Far from it, actually. With 24 seconds left in the 2010 gold medal game, Parise carved out a tying goal and briefly stopped Canadian hearts beating from Vancouver to Halifax. He celebrated memorably by throwing himself against the glass above the boards. But soon enough, the other skate dropped.

Less than eight minutes into overtime, Sidney Crosby beat U.S. netminder Ryan Miller, making sure bragging rights still belonged to the land that believes it invented the game.

"I don't think at this stage of the tournament you need any extra incentive or any extra motivation," Parise added. "But I know for the guys that were there in Vancouver, whether it's from being reminded about it a lot when we've been here, it's definitely in the back of our minds that we'd like to be on the winning side of that game."

The same question would bubble up three or four times more before Parise's half-hour session was done. And like so many other players on either side, Parise went out of his way to explain that the matchup is less blood feud than sibling rivalry. He joked that he might have watched the replay of that fateful goal in Vancouver more than once had things turned out differently.

But either way, genuine resentment is in short supply on either side.

The National Hockey League, after all, resumes regular-season play just four days after Friday's game, and players from both teams will be back playing on the same team in some cases soon enough.

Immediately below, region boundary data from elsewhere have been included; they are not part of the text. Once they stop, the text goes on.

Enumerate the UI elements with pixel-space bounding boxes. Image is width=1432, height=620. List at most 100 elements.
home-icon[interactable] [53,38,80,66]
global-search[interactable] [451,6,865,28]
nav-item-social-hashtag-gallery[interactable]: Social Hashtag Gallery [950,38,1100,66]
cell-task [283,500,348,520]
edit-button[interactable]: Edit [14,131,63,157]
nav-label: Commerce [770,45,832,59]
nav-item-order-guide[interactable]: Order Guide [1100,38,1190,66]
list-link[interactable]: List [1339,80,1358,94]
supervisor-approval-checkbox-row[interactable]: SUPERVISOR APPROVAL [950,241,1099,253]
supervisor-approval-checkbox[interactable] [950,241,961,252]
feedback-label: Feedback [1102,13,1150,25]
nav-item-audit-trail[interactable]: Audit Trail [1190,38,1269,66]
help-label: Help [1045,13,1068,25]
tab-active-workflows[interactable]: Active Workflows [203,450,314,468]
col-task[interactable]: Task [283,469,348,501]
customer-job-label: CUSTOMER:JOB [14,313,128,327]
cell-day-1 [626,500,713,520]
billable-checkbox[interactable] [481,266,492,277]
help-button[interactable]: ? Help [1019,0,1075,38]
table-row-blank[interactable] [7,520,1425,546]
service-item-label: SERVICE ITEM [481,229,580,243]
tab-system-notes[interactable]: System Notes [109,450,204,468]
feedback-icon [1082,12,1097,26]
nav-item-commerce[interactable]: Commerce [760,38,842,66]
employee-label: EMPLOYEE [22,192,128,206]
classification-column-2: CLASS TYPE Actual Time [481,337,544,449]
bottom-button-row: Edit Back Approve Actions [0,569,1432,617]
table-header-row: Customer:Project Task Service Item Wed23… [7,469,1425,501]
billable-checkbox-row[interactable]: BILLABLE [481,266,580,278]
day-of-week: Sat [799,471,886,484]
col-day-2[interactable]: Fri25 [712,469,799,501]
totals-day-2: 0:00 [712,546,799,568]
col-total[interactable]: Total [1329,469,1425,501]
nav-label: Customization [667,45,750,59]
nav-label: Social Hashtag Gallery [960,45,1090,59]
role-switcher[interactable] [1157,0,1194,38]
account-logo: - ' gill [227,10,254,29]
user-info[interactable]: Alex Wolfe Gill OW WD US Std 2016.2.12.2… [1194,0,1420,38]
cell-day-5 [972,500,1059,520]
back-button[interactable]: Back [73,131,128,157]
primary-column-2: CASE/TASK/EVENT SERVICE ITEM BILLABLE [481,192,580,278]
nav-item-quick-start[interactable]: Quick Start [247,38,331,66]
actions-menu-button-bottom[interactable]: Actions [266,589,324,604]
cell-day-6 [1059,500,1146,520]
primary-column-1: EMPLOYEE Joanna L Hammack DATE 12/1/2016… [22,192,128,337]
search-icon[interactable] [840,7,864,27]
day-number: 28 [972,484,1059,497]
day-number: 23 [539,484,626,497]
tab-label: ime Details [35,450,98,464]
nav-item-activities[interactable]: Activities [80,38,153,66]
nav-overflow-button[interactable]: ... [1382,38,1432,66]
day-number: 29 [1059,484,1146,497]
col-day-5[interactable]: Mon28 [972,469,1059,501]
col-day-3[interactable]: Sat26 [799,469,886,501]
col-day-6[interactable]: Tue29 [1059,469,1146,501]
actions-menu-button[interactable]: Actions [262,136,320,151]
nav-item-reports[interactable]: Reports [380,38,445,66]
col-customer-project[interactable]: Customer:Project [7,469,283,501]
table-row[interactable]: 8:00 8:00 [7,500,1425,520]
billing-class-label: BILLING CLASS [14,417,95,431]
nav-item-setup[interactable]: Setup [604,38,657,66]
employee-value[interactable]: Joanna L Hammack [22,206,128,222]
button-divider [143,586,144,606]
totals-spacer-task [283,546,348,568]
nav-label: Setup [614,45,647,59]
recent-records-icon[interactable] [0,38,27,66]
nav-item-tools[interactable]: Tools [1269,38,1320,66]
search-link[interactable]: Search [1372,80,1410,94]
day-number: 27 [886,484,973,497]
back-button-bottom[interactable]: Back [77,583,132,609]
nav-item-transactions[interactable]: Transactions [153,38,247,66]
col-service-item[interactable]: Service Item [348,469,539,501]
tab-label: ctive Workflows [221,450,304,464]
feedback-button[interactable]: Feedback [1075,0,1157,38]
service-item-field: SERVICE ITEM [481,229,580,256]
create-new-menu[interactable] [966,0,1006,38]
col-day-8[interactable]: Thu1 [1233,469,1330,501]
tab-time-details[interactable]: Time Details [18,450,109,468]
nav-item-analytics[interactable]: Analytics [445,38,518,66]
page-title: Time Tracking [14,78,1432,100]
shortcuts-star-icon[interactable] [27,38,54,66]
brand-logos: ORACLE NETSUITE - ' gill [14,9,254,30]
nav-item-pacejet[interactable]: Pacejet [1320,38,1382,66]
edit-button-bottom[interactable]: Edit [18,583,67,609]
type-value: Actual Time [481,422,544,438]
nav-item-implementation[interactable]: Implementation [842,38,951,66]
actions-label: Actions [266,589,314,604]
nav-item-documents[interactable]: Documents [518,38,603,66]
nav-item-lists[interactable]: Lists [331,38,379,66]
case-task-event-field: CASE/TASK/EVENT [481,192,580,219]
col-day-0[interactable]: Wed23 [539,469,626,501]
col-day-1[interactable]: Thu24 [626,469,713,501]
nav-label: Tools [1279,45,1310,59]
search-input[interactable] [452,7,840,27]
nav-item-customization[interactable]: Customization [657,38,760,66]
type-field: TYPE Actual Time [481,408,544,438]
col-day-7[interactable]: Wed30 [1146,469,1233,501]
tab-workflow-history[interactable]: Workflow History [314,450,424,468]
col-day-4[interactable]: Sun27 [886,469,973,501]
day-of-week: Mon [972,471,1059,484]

Still others were teammates in the past and some played together in college. A few more, like Parise — whose father J.P., played for several NHL teams and for Canada in the legendary 1972 Summit Series against the old Soviet dynasty — probably could have wound up playing for either side if they'd explored the options their parents' lineage provided.

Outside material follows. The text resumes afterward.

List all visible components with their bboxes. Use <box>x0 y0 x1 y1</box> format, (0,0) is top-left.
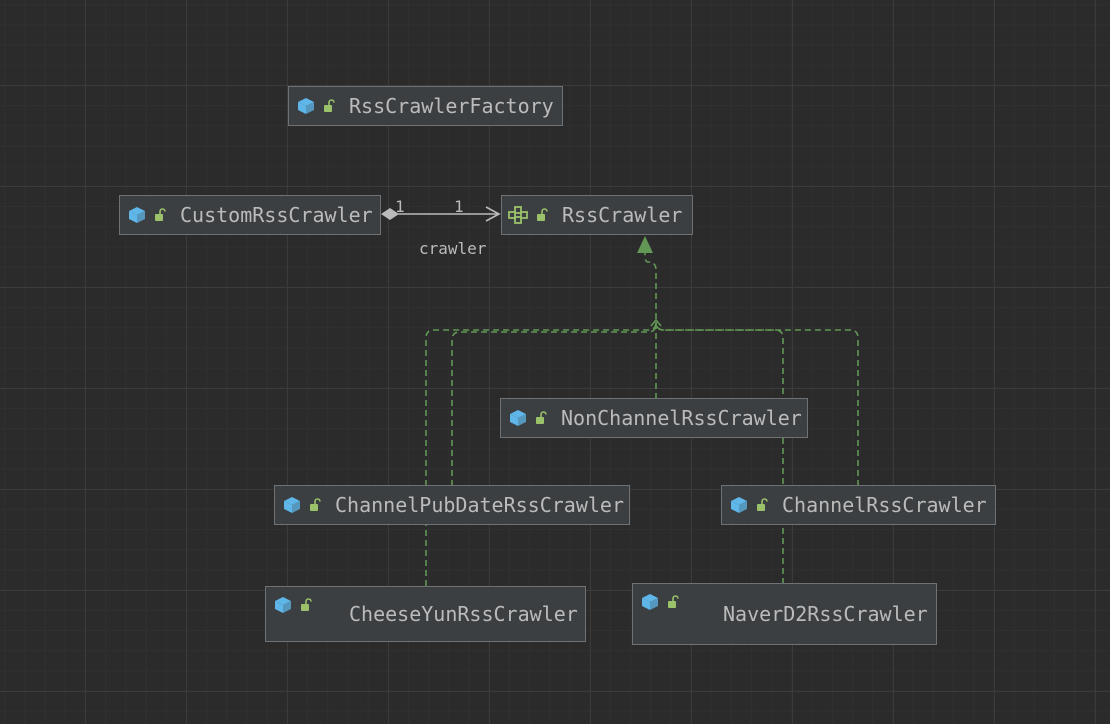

But the flip side is this: From the first faceoff until the last whistle, the ties that bind them will be looser than ever.

"It's a pretty small hockey world, you feel like you've crossed paths with everybody at one time. ... But once you play, all that goes out the window.

"I've played against teammates," Parise added a moment later. "And trust me: They'll hit me and do everything they can to not allow me to score or do anything. So there's that understanding. It's not a disrespect for a player. You still respect your teammate and everything once this tournament's over, but you do what you have to do to win."

How both teams plan to do that are not state secrets.

The unbeaten Canadians have looked less than their potent selves on the stat sheets, largely because they've played cautious opponents — Norway, Austria, Finland and Latvia — determined to pack in their defenses and try to steal a 1-0 win. In the last of those, a 2-1 quarterfinal win over Latvia, nearly all the traffic was one way; Canada peppered tough-minded goalie Kristers Gudlevskis with 54 shots before he finally cracked.

The U.S. team's march through the bracket has been, if nothing else, more entertaining. Anticipating tight games, the roster was packed with two-way forwards and solid defensemen. But when Slovakia, Russia, Slovenia and the Czech Republic in succession roped the Americans into wide-open contests, they responded with a slew of goals, scoring five or more against each except Russia.

U.S. coach Dan Bylsma insisted one more time Thursday that was just happenstance and that his team's real character was strictly "blue-collar." The last thing they intended to do, Bylsma made clear, was get into an up-and-down-the-ice shootout with the Canadians.

"We're going to have to be ready to win a low-scoring game," he said.

If so, Parise will be one of the players Bylsma leans on to set the tone. Parise wore the "A'' of an assistant captain in Vancouver and was awarded the "C'' in Sochi, but he insists the letters matter little in terms of real leadership.

"It's guys that are used to playing 18, 19, 20 minutes back home and play on power plays and penalty kills and come over here and you play in a lesser role," he said. "But I think the guys who are doing that, they're really embracing what they're doing and taking a lot of pride in what they're doing, even if it is different than what they're doing at home."